CARTER MULL
POTO AND CABENGO ESCAPE
23 JUNE - 4 September 2016
Mull’s work is derived and conceptualized by the experience, theorization and processing of relationships both in the social field and in our shared, mediated landscape, transposing the social image to the exhibition context. Informed by sociology and writing on mediation, Mull’s project owes as much to contemporary popular, mass market fashion and chart topping Hot 100 songs.
In the last couple years, Mull began to think about how concerns central to his practice could produce an active materiality in his work. And while the expanded use of drawing and photography, (as opposed to self identification with a given métier) orients the practice within the expanded field, Mull’s inquiry into the rigid codes of medium, such as production process, substrate and material application, cultivates a new awareness of how art is produced and formatted in our ever-changing present.
Photography, a medium central in both discourse and use in Mull’s practice, took a coincidental, yet exciting turn of events in late 2012. At that point, Mull met a group of young club kids near his studio whose fashion and lifestyle sensibility closely mirrored Mull’s work of nearly a decade. Inspired by their fashion, Mull began to document the community. With no formal training in photography, Mull shot surprisingly crystalline images of his subjects, the first pictures of people he ever made. Over the course of the next couple years, Mull photographed the growing and changing scene, amassing a rich archive. As the club community began to shift gears into the next burgeoning trend, Mull continued to use the camera for social-conceptual research shooting models for fictitious marketing campaigns as well as close friends. After three years, Mull officially formed Eye Eye Productions - a stand alone shell company whose chief client is Carter Mull.

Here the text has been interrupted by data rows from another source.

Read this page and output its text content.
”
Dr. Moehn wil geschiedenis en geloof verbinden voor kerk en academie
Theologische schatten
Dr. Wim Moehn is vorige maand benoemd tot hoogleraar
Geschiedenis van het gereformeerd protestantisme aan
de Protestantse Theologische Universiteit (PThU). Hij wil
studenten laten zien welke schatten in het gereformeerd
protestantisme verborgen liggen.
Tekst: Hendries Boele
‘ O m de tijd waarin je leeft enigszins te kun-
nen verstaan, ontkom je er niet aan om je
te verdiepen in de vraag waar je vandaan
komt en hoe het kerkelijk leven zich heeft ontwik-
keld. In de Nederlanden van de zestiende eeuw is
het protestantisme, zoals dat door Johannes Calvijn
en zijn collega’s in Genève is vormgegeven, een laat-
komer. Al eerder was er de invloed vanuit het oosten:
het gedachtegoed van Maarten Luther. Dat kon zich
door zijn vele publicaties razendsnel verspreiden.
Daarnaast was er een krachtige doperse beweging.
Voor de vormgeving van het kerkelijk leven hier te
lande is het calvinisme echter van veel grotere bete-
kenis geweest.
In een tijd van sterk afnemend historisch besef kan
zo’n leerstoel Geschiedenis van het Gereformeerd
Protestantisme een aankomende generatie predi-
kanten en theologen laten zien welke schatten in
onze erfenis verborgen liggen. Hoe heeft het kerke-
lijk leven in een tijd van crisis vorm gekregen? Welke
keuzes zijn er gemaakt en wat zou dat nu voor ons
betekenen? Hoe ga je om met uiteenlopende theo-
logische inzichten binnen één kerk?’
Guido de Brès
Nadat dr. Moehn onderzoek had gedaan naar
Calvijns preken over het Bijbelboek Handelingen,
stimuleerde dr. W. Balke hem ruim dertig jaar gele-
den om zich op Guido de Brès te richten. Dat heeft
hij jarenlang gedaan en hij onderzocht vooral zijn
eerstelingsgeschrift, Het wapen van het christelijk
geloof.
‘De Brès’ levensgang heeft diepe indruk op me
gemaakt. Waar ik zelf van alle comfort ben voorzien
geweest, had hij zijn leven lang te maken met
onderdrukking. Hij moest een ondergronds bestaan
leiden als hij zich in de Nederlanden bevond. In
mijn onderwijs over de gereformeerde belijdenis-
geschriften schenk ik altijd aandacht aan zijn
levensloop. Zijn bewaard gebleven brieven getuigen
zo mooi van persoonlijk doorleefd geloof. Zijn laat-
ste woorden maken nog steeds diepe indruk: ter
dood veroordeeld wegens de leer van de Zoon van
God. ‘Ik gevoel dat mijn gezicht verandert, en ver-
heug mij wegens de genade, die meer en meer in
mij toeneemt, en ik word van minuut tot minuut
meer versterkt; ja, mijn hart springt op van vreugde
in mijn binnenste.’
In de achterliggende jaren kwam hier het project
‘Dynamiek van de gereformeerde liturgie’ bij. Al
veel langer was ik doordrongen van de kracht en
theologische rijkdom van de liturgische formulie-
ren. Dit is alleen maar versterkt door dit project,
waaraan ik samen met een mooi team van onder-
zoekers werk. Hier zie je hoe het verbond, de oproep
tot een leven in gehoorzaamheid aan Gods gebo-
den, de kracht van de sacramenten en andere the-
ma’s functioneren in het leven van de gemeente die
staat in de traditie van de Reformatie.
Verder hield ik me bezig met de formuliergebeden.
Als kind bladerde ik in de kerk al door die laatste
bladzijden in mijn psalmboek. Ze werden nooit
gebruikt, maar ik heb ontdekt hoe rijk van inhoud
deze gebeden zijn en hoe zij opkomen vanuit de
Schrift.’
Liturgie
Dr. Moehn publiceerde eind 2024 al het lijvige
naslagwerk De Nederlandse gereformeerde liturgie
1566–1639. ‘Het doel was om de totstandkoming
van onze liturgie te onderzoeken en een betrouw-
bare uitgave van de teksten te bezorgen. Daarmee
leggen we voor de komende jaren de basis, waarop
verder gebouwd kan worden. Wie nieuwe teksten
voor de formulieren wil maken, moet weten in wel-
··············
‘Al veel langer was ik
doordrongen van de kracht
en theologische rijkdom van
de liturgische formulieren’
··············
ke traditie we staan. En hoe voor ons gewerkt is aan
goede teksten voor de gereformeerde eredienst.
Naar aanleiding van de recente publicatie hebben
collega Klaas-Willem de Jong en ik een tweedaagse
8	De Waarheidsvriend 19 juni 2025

In making this exhibition, Mull became particularly aware of Slavoj Zizek’s description of the Kinder Egg in The Perverts Guide to Cinema. In make the show, Mull pulled from the Eye Eye Productions archive, sourcing images that form a socio-conceptual base for the exhibition by specifically using shot and constructed images in relationship to drawing. The archive is its own Benjaminian array from which the artist, to riff off of Zizek, builds out the superficial world around him in the form of the Untitled Social Subjects, Veil sculptures and the multitude of wall drawings amidst the space. Like his images for Eye Eye Productions, which forges points of connection with his project and other social fields, Mull recomposes form between the socially specific and fabricated space of popular media (photography, the entertainment industry, social software) and the material and temporal space of art.
Sensitive to the relationship between time and subjectivity, Mull’s artistic language takes into account the social drive and dimension of the contemporary subject. His work speaks to the basic units by which we trade connective desires and emotional responses, sequencing the phantasmagoria of communal existence.